Но Крус не пускала его в спальню. Надо минутку подождать.
— А каков он?.. верно, крепок, словно бычок... — добавил счастливый отец, который сам не зная как очутился в гостиной, где на него набросилась толпа друзей, перебрасывая его, точно мяч, из одних объятий в другие, вмиг обслюнив ему все лицо. — Благодарю вас, сеньоры... весьма признателен за ваши изъявления радости... Сан Элой... наука... три светила медицины... Тысяча благодарностей... очень ценю... Старого воробья на мякине не проведешь... Я знал, что отпрыск будет... мужского рода, в просторечии — самец.

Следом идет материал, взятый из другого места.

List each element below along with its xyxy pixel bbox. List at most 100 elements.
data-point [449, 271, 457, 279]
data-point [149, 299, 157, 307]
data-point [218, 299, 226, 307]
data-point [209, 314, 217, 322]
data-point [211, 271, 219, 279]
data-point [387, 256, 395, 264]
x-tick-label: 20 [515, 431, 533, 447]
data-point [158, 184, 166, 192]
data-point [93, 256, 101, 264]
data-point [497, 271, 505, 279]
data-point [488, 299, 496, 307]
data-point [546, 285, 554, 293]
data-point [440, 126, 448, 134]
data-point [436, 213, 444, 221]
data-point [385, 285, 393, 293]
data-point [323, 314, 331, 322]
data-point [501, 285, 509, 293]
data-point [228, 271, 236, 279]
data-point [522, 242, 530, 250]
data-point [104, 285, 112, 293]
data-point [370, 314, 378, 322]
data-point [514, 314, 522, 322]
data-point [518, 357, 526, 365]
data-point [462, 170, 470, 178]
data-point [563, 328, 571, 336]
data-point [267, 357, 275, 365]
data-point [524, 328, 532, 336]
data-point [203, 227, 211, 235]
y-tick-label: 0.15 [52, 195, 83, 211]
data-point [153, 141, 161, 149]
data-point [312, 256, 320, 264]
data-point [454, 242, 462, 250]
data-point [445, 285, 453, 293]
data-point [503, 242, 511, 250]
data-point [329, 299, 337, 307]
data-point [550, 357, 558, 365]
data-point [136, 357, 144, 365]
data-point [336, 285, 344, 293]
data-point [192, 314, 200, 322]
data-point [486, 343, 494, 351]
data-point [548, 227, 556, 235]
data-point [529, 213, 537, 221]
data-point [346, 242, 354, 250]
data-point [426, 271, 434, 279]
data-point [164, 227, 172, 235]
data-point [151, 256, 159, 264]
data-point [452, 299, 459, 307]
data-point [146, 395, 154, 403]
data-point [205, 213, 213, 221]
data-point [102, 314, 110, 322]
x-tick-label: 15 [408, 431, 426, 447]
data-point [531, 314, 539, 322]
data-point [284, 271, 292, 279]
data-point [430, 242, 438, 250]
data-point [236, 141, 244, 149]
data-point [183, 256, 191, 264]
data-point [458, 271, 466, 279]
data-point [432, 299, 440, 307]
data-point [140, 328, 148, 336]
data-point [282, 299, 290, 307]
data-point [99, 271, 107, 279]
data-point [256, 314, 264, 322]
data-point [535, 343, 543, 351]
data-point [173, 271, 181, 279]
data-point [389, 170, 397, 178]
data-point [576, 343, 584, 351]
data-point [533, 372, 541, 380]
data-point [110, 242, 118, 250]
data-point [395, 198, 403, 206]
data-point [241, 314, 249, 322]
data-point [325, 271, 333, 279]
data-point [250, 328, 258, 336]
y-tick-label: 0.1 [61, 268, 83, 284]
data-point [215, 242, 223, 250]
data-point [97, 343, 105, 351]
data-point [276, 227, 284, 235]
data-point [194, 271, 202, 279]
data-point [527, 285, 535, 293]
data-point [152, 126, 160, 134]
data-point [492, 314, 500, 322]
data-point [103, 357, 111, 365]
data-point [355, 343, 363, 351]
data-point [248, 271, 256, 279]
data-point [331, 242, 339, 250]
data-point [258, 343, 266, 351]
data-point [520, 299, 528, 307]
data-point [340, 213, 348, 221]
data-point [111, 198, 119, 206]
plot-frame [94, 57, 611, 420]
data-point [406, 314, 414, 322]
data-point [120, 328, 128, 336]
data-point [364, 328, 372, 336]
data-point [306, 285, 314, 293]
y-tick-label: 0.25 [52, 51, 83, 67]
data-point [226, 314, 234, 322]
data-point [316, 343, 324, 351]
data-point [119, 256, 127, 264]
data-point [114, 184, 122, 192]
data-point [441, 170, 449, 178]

Прошу прощения, я сам не знаю, что говорю... Эй, Пинто, я желаю угостить всех присутствующих. Сбегай-ка в таверну да тащи сюда пару стаканчиков Кариньены... Что я мелю!.. Пресвятая библия! Шампанского! Сеньоры, тысяча и тысяча благодарностей за выражение ваших симпатий и... благожелательства. Весьма признателен... Отныне я — меценат на весь мир. Подайте браги, то бишь хересу... Мне были известны результаты перипетий... Я высчитал. Я все высчитываю... Дорогой Сарате, позвольте еще раз обнять вас. Наука!.. Хвала науке! Только незачем было сзывать целую ораву врачей. Роды были вполне нормальные и, так сказать, стихийные. Мы счастливы... Да, сеньора, вполне счастливы... вы правы, вполне.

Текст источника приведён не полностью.